Ringgit among world’s best performers after regime change, Guan Eng tells Najib

Lim said the ringgit’s strength is proof of local and foreign investors’ confidence in Putrajaya, despite a regime change. — Picture by Ahmad Zamzahuri
Lim said the ringgit’s strength is proof of local and foreign investors’ confidence in Putrajaya, despite a regime change. — Picture by Ahmad Zamzahuri

KUALA LUMPUR, Sept 13 — Finance Minister Lim Guan Eng said today that the ringgit is among the world’s best performing currencies, rebutting Datuk Seri Najib Razak’s claim that the currency has not recovered despite him stepping down after the polls.

Lim said the ringgit’s strength is proof of local and foreign investors’ confidence in Putrajaya, despite a regime change with Tun Dr Mahathir Mohamad replacing Najib as prime minister.

“Since the end of 2017, the value of the ringgit compared to the US dollar only fell 2.2 per cent as at September 11, 2018,” Lim said in a statement.

He said it was a much better performer compared to other currencies such as the Australian dollar — whose value fell by 9.9 per cent in the same period — Indonesian rupiah (9.8 per cent), Chinese yuan (5.6 per cent), South Korean won (5.7 per cent) and the Singaporean dollar (3 per cent).

Lim also provided a table, denoting the ringgit as one of the most stable currencies with a floating exchange rate compared to 12 other selected currencies.

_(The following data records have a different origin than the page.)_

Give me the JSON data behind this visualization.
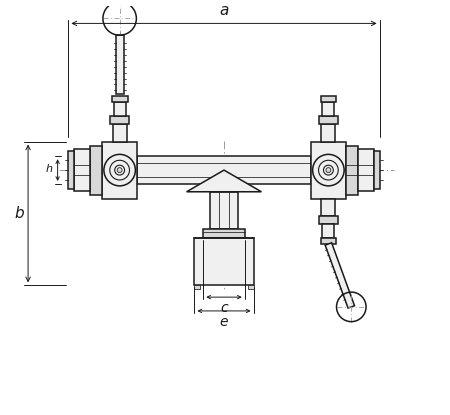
{
  "bg_color": "#ffffff",
  "line_color": "#1a1a1a",
  "dash_color": "#999999",
  "fill_light": "#f0f0f0",
  "fill_mid": "#d8d8d8",
  "fill_dark": "#b8b8b8",
  "fig_w": 4.5,
  "fig_h": 4.15,
  "dpi": 100,
  "label_a": "a",
  "label_b": "b",
  "label_c": "c",
  "label_e": "e",
  "label_h": "h"
}
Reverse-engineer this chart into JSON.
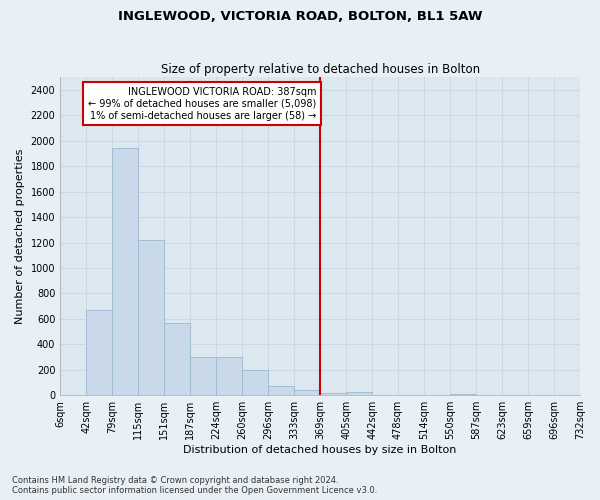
{
  "title": "INGLEWOOD, VICTORIA ROAD, BOLTON, BL1 5AW",
  "subtitle": "Size of property relative to detached houses in Bolton",
  "xlabel": "Distribution of detached houses by size in Bolton",
  "ylabel": "Number of detached properties",
  "footnote1": "Contains HM Land Registry data © Crown copyright and database right 2024.",
  "footnote2": "Contains public sector information licensed under the Open Government Licence v3.0.",
  "annotation_title": "INGLEWOOD VICTORIA ROAD: 387sqm",
  "annotation_line1": "← 99% of detached houses are smaller (5,098)",
  "annotation_line2": "1% of semi-detached houses are larger (58) →",
  "bar_heights": [
    5,
    670,
    1940,
    1220,
    570,
    300,
    300,
    200,
    70,
    40,
    20,
    25,
    5,
    5,
    5,
    10,
    5,
    5,
    5,
    5
  ],
  "bar_color": "#c9d9ea",
  "bar_edge_color": "#9ab8d0",
  "vline_color": "#cc0000",
  "vline_bin_index": 10,
  "annotation_box_color": "#cc0000",
  "annotation_box_bg": "#ffffff",
  "grid_color": "#c8d4e0",
  "bg_color": "#dce8f0",
  "fig_bg_color": "#e8f0f6",
  "ylim": [
    0,
    2500
  ],
  "yticks": [
    0,
    200,
    400,
    600,
    800,
    1000,
    1200,
    1400,
    1600,
    1800,
    2000,
    2200,
    2400
  ],
  "xtick_labels": [
    "6sqm",
    "42sqm",
    "79sqm",
    "115sqm",
    "151sqm",
    "187sqm",
    "224sqm",
    "260sqm",
    "296sqm",
    "333sqm",
    "369sqm",
    "405sqm",
    "442sqm",
    "478sqm",
    "514sqm",
    "550sqm",
    "587sqm",
    "623sqm",
    "659sqm",
    "696sqm",
    "732sqm"
  ],
  "num_bars": 20,
  "title_fontsize": 9.5,
  "subtitle_fontsize": 8.5,
  "label_fontsize": 8,
  "tick_fontsize": 7,
  "footnote_fontsize": 6
}
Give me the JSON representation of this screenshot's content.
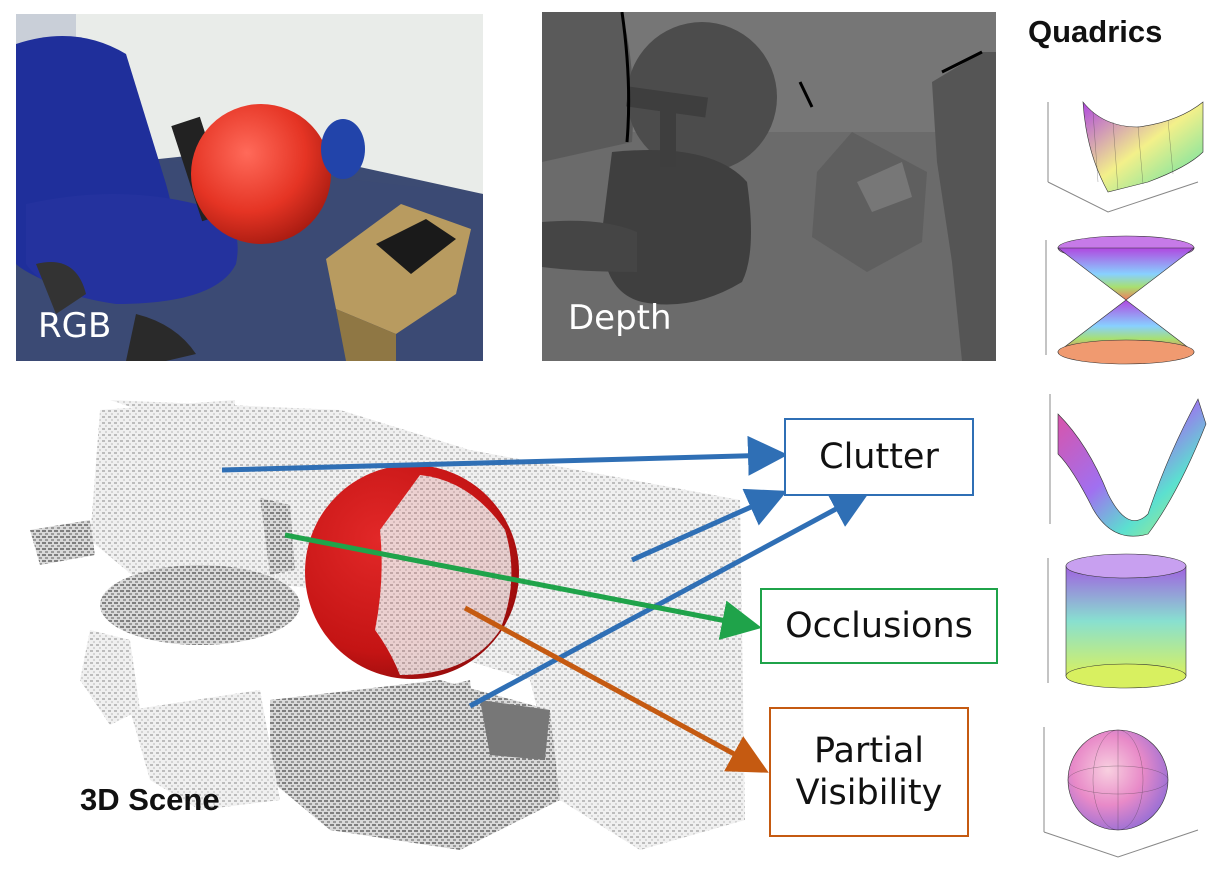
{
  "panels": {
    "rgb_label": "RGB",
    "depth_label": "Depth",
    "scene_label": "3D Scene",
    "quadrics_title": "Quadrics"
  },
  "callouts": {
    "clutter": "Clutter",
    "occlusions": "Occlusions",
    "partial_visibility": "Partial\nVisibility"
  },
  "colors": {
    "clutter": "#2f6fb5",
    "occlusions": "#1fa34a",
    "partial_visibility": "#c55a11",
    "ball": "#d01515"
  },
  "quadrics": [
    {
      "shape": "parabolic-cylinder"
    },
    {
      "shape": "double-cone"
    },
    {
      "shape": "hyperbolic-paraboloid"
    },
    {
      "shape": "cylinder"
    },
    {
      "shape": "sphere"
    }
  ]
}
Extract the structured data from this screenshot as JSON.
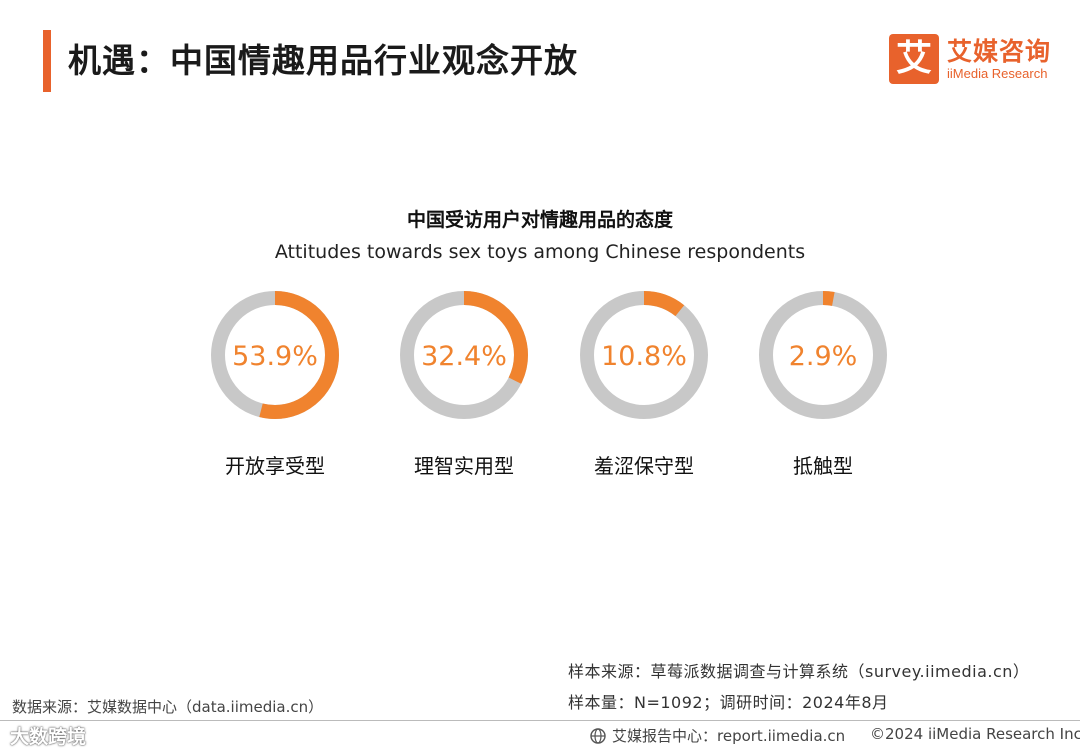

“The Pakatan Harapan federal government is really confident that the position of ringgit’s currency value will only rebound in the medium term after all Barisan Nasional’s debt problems and scandals, such as 1MDB, are solved,” he said.

Yesterday, Najib said the ringgit’s performance since the general election shows it has decoupled from global oil price, insisting he was falsely accused of causing the currency’s devaluation previously.

The former prime minister posted two charts online detailing the historical performance of the Malaysian currency against the price of Brent Crude going back to 2010 that showed a directly inverse relationship between the two until recently.

Expressing concern with the ringgit’s decline now, he asserted that the recent fall was not caused by a dip in the oil price as this has risen to US$78 per barrel, while the Malaysian currency has gone in the opposite direction.

Najib also held up the ringgit’s recovery between 2010 and 2013, which he said was made possible because he avoided pegging the Malaysian currency in the way Dr Mahathir had during the 1997 Asian Financial Crisis.